Find the differentiation of the following function
a) y=5x^4(x-7)^1/2
b) y=(2(x)^1/2-(3))/(x)^1/2+1
Use the product rule for the first and the quotient rule for the second.
1.
y = (5x^4)(x - 7)^(1/2)
dy/dx = (5x^4)(1/2)(x-7)^(-1/2) + 20x^4 (x-7)^(1/2)
I found most students find the difficulty not in finding that first derivative line, but rather in simplifying it
I don't know how far you are expected to take this "first line" derivative.

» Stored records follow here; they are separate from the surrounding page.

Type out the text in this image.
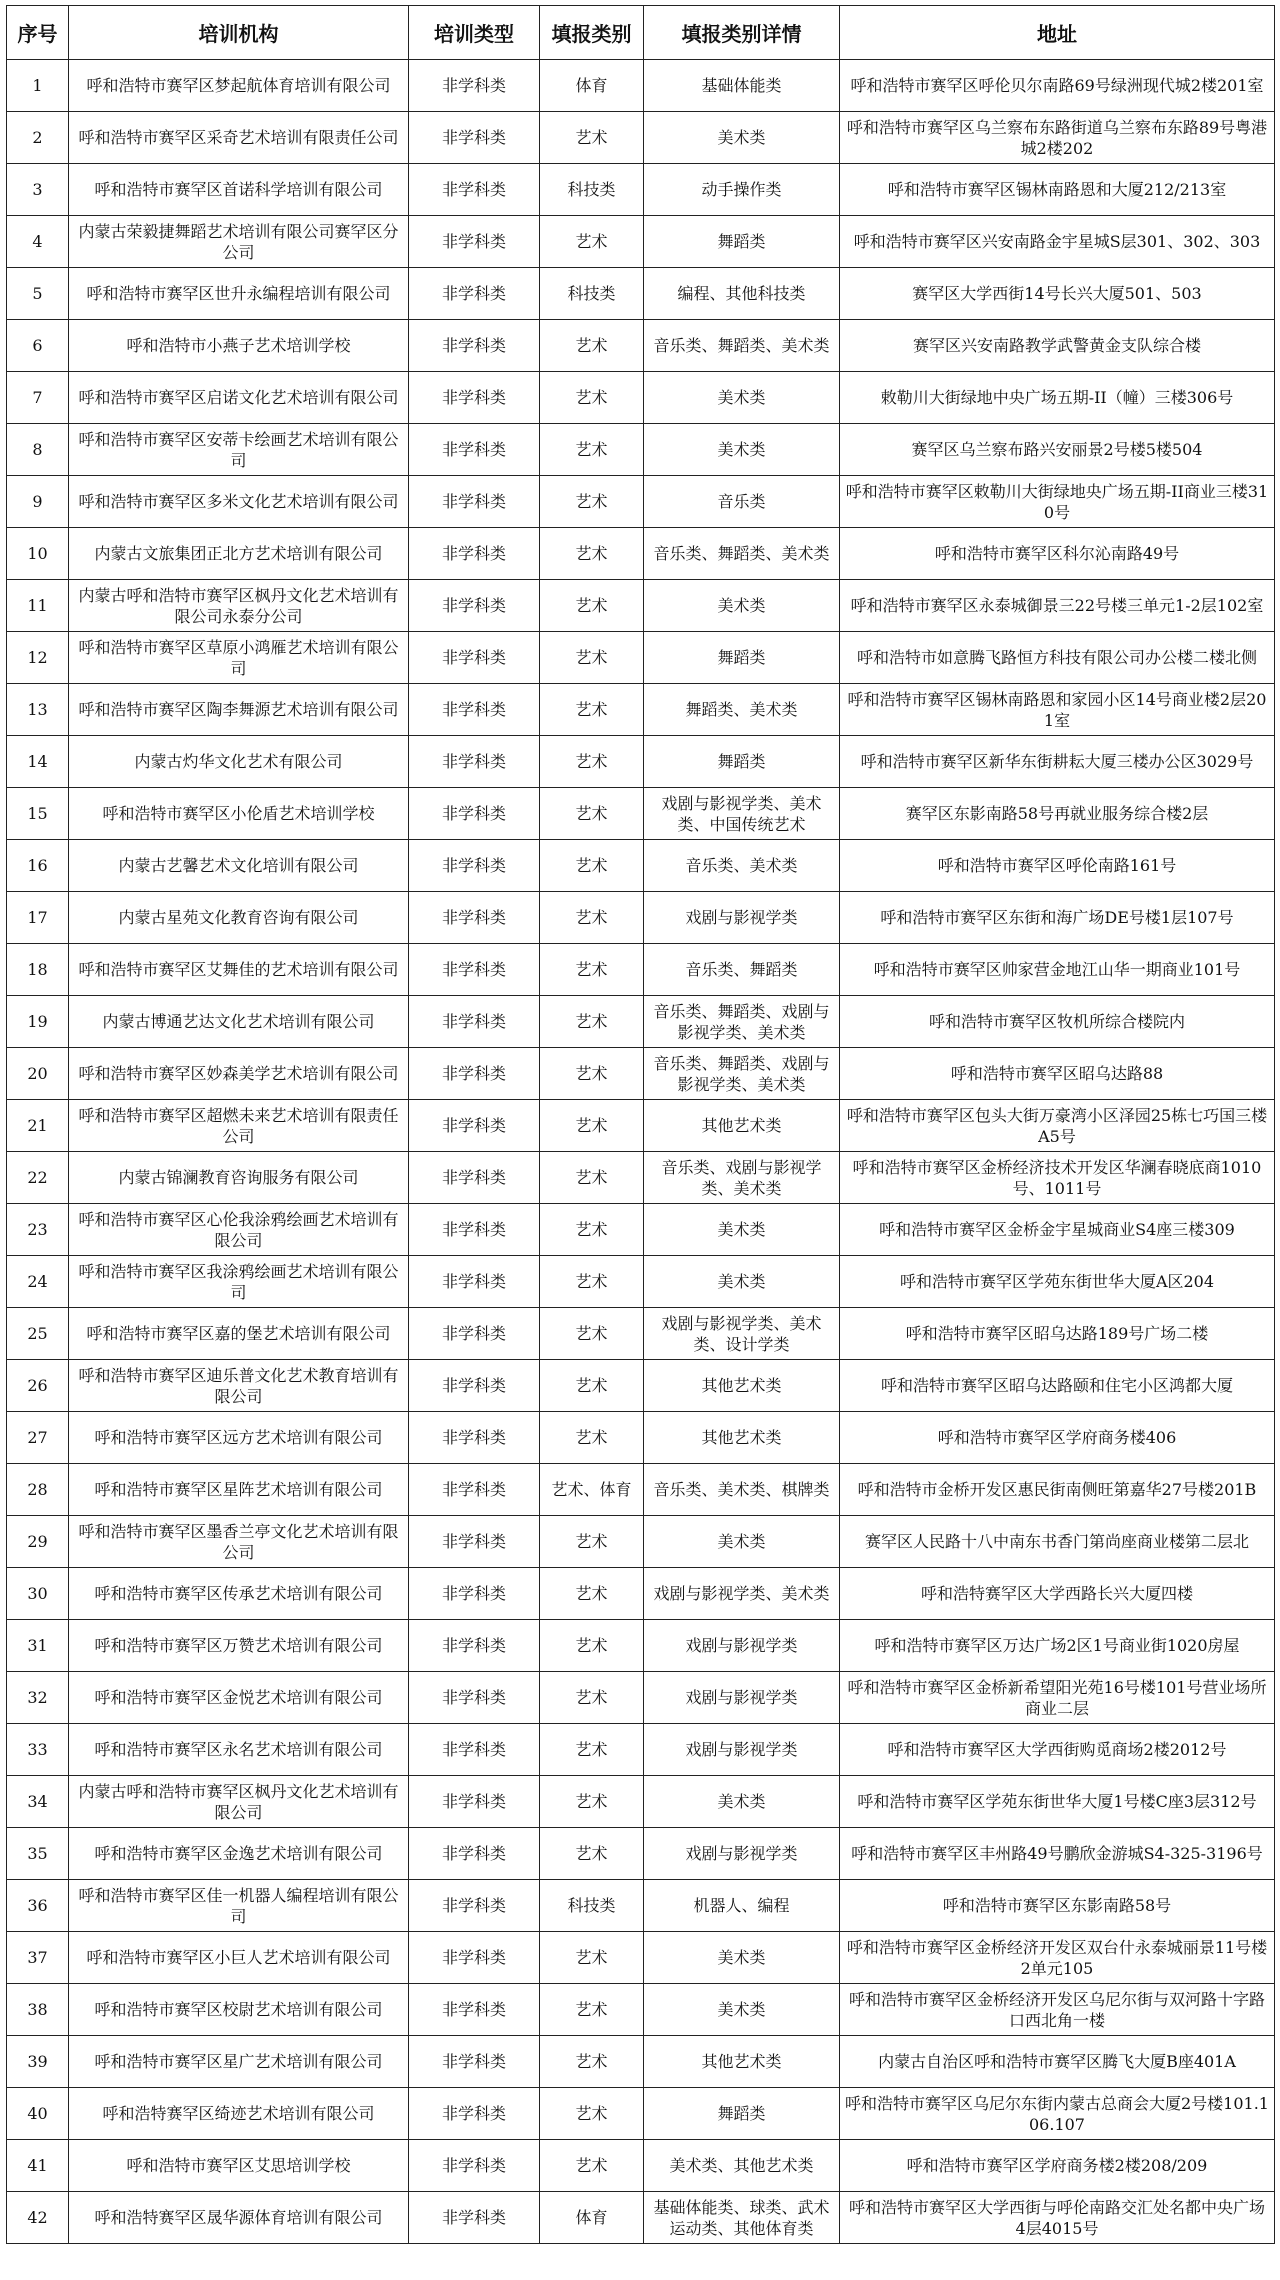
序号	培训机构	培训类型	填报类别	填报类别详情	地址
1	呼和浩特市赛罕区梦起航体育培训有限公司	非学科类	体育	基础体能类	呼和浩特市赛罕区呼伦贝尔南路69号绿洲现代城2楼201室
2	呼和浩特市赛罕区采奇艺术培训有限责任公司	非学科类	艺术	美术类	呼和浩特市赛罕区乌兰察布东路街道乌兰察布东路89号粤港城2楼202
3	呼和浩特市赛罕区首诺科学培训有限公司	非学科类	科技类	动手操作类	呼和浩特市赛罕区锡林南路恩和大厦212/213室
4	内蒙古荣毅捷舞蹈艺术培训有限公司赛罕区分公司	非学科类	艺术	舞蹈类	呼和浩特市赛罕区兴安南路金宇星城S层301、302、303
5	呼和浩特市赛罕区世升永编程培训有限公司	非学科类	科技类	编程、其他科技类	赛罕区大学西街14号长兴大厦501、503
6	呼和浩特市小燕子艺术培训学校	非学科类	艺术	音乐类、舞蹈类、美术类	赛罕区兴安南路教学武警黄金支队综合楼
7	呼和浩特市赛罕区启诺文化艺术培训有限公司	非学科类	艺术	美术类	敕勒川大街绿地中央广场五期-II（幢）三楼306号
8	呼和浩特市赛罕区安蒂卡绘画艺术培训有限公司	非学科类	艺术	美术类	赛罕区乌兰察布路兴安丽景2号楼5楼504
9	呼和浩特市赛罕区多米文化艺术培训有限公司	非学科类	艺术	音乐类	呼和浩特市赛罕区敕勒川大街绿地央广场五期-II商业三楼310号
10	内蒙古文旅集团正北方艺术培训有限公司	非学科类	艺术	音乐类、舞蹈类、美术类	呼和浩特市赛罕区科尔沁南路49号
11	内蒙古呼和浩特市赛罕区枫丹文化艺术培训有限公司永泰分公司	非学科类	艺术	美术类	呼和浩特市赛罕区永泰城御景三22号楼三单元1-2层102室
12	呼和浩特市赛罕区草原小鸿雁艺术培训有限公司	非学科类	艺术	舞蹈类	呼和浩特市如意腾飞路恒方科技有限公司办公楼二楼北侧
13	呼和浩特市赛罕区陶李舞源艺术培训有限公司	非学科类	艺术	舞蹈类、美术类	呼和浩特市赛罕区锡林南路恩和家园小区14号商业楼2层201室
14	内蒙古灼华文化艺术有限公司	非学科类	艺术	舞蹈类	呼和浩特市赛罕区新华东街耕耘大厦三楼办公区3029号
15	呼和浩特市赛罕区小伦盾艺术培训学校	非学科类	艺术	戏剧与影视学类、美术类、中国传统艺术	赛罕区东影南路58号再就业服务综合楼2层
16	内蒙古艺馨艺术文化培训有限公司	非学科类	艺术	音乐类、美术类	呼和浩特市赛罕区呼伦南路161号
17	内蒙古星苑文化教育咨询有限公司	非学科类	艺术	戏剧与影视学类	呼和浩特市赛罕区东街和海广场DE号楼1层107号
18	呼和浩特市赛罕区艾舞佳的艺术培训有限公司	非学科类	艺术	音乐类、舞蹈类	呼和浩特市赛罕区帅家营金地江山华一期商业101号
19	内蒙古博通艺达文化艺术培训有限公司	非学科类	艺术	音乐类、舞蹈类、戏剧与影视学类、美术类	呼和浩特市赛罕区牧机所综合楼院内
20	呼和浩特市赛罕区妙森美学艺术培训有限公司	非学科类	艺术	音乐类、舞蹈类、戏剧与影视学类、美术类	呼和浩特市赛罕区昭乌达路88
21	呼和浩特市赛罕区超燃未来艺术培训有限责任公司	非学科类	艺术	其他艺术类	呼和浩特市赛罕区包头大街万豪湾小区泽园25栋七巧国三楼A5号
22	内蒙古锦澜教育咨询服务有限公司	非学科类	艺术	音乐类、戏剧与影视学类、美术类	呼和浩特市赛罕区金桥经济技术开发区华澜春晓底商1010号、1011号
23	呼和浩特市赛罕区心伦我涂鸦绘画艺术培训有限公司	非学科类	艺术	美术类	呼和浩特市赛罕区金桥金宇星城商业S4座三楼309
24	呼和浩特市赛罕区我涂鸦绘画艺术培训有限公司	非学科类	艺术	美术类	呼和浩特市赛罕区学苑东街世华大厦A区204
25	呼和浩特市赛罕区嘉的堡艺术培训有限公司	非学科类	艺术	戏剧与影视学类、美术类、设计学类	呼和浩特市赛罕区昭乌达路189号广场二楼
26	呼和浩特市赛罕区迪乐普文化艺术教育培训有限公司	非学科类	艺术	其他艺术类	呼和浩特市赛罕区昭乌达路颐和住宅小区鸿都大厦
27	呼和浩特市赛罕区远方艺术培训有限公司	非学科类	艺术	其他艺术类	呼和浩特市赛罕区学府商务楼406
28	呼和浩特市赛罕区星阵艺术培训有限公司	非学科类	艺术、体育	音乐类、美术类、棋牌类	呼和浩特市金桥开发区惠民街南侧旺第嘉华27号楼201B
29	呼和浩特市赛罕区墨香兰亭文化艺术培训有限公司	非学科类	艺术	美术类	赛罕区人民路十八中南东书香门第尚座商业楼第二层北
30	呼和浩特市赛罕区传承艺术培训有限公司	非学科类	艺术	戏剧与影视学类、美术类	呼和浩特赛罕区大学西路长兴大厦四楼
31	呼和浩特市赛罕区万赞艺术培训有限公司	非学科类	艺术	戏剧与影视学类	呼和浩特市赛罕区万达广场2区1号商业街1020房屋
32	呼和浩特市赛罕区金悦艺术培训有限公司	非学科类	艺术	戏剧与影视学类	呼和浩特市赛罕区金桥新希望阳光苑16号楼101号营业场所商业二层
33	呼和浩特市赛罕区永名艺术培训有限公司	非学科类	艺术	戏剧与影视学类	呼和浩特市赛罕区大学西街购觅商场2楼2012号
34	内蒙古呼和浩特市赛罕区枫丹文化艺术培训有限公司	非学科类	艺术	美术类	呼和浩特市赛罕区学苑东街世华大厦1号楼C座3层312号
35	呼和浩特市赛罕区金逸艺术培训有限公司	非学科类	艺术	戏剧与影视学类	呼和浩特市赛罕区丰州路49号鹏欣金游城S4-325-3196号
36	呼和浩特市赛罕区佳一机器人编程培训有限公司	非学科类	科技类	机器人、编程	呼和浩特市赛罕区东影南路58号
37	呼和浩特市赛罕区小巨人艺术培训有限公司	非学科类	艺术	美术类	呼和浩特市赛罕区金桥经济开发区双台什永泰城丽景11号楼2单元105
38	呼和浩特市赛罕区校尉艺术培训有限公司	非学科类	艺术	美术类	呼和浩特市赛罕区金桥经济开发区乌尼尔街与双河路十字路口西北角一楼
39	呼和浩特市赛罕区星广艺术培训有限公司	非学科类	艺术	其他艺术类	内蒙古自治区呼和浩特市赛罕区腾飞大厦B座401A
40	呼和浩特赛罕区绮迹艺术培训有限公司	非学科类	艺术	舞蹈类	呼和浩特市赛罕区乌尼尔东街内蒙古总商会大厦2号楼101.106.107
41	呼和浩特市赛罕区艾思培训学校	非学科类	艺术	美术类、其他艺术类	呼和浩特市赛罕区学府商务楼2楼208/209
42	呼和浩特赛罕区晟华源体育培训有限公司	非学科类	体育	基础体能类、球类、武术运动类、其他体育类	呼和浩特市赛罕区大学西街与呼伦南路交汇处名都中央广场4层4015号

Let me know before I continue.
For me to simplify the answer is the most difficult. Especially when meet fraction or with surd..
look for common factors first,
looking at the 5x^4 and 20x^3 , that would be 5x^3
looking at the (x-7)^(-1/2) and (x-7)^(1/2) , that would be (x-7)^(-1/2) , (take the lower exponent one)
also I would take out the fraction of 1/2
= (1/2)(5x^3)(x-7)^(-1/2) [x + (2/1)(4)(x-7) ]
= (5/2)x^3 (x-7)^(-1/2) [ x + 8x - 56]
= 5x^3 (9x - 56)/(2√(x-7) )
How you get (2/1) in the []?
To find the differentiation of a function, we need to apply the rules of differentiation. Here's how you can find the derivatives of the given functions:
a) y = 5x^4(x-7)^(1/2)
To differentiate this function, we can use the product rule and the chain rule.
The product rule states that if we have two functions u(x) and v(x), then the differentiation of their product (u(x) * v(x)) is given by:
d(uv)/dx = u * dv/dx + v * du/dx.
In our case, let's consider u(x) = 5x^4 and v(x) = (x-7)^(1/2).
The derivative of u(x) is du/dx = 20x^3 (using the power rule).
The derivative of v(x) can be found using the chain rule. Let's denote v(x) as w(u) and differentiate w(u) with respect to u first. Then we multiply it by du/dx.
w(u) = u^(1/2)
dw/du = (1/2)u^(-1/2) (using the power rule for differentiation)
Now, let's substitute u = (x-7) into dw/du.
dw/dx = dw/du * du/dx = (1/2)(x-7)^(-1/2) * du/dx = (1/2)(x-7)^(-1/2) * 20x^3
Finally, applying the product rule formula, we get:
dy/dx = 5x^4 * (1/2)(x-7)^(-1/2) * 20x^3 + (x-7)^(1/2) * 20x^3
Simplifying this expression will give us the final derivative.
b) y = (2(x)^(1/2) - 3)/(x)^(1/2) + 1
To differentiate this function, we can use the quotient rule.
The quotient rule states that if we have two functions u(x) and v(x), then the differentiation of their quotient (u(x) / v(x)) is given by:
d(u/v)/dx = (v * du/dx - u * dv/dx) / v^2.
In our case, let's consider u(x) = 2(x)^(1/2) - 3 and v(x) = (x)^(1/2) + 1.
The derivative of u(x) can be found using the sum/difference rule and the power rule.
du/dx = (d(2(x)^(1/2))/dx) - 0
= (2 * (1/2)x^(-1/2)) - 0
= x^(-1/2)
The derivative of v(x) can be found using the power rule.
dv/dx = (d((x)^(1/2))/dx)
= (1/2)x^(-1/2)
Now, we can apply the quotient rule formula:
dy/dx = ((x)^(1/2) + 1) * (x^(-1/2)) - (2(x)^(1/2) - 3) * (1/2)x^(-1/2)) / ((x)^(1/2) + 1)^2
Simplifying this expression will give us the final derivative.
Remember to simplify the expressions and solve for dy/dx in order to obtain the differentiation of the given functions.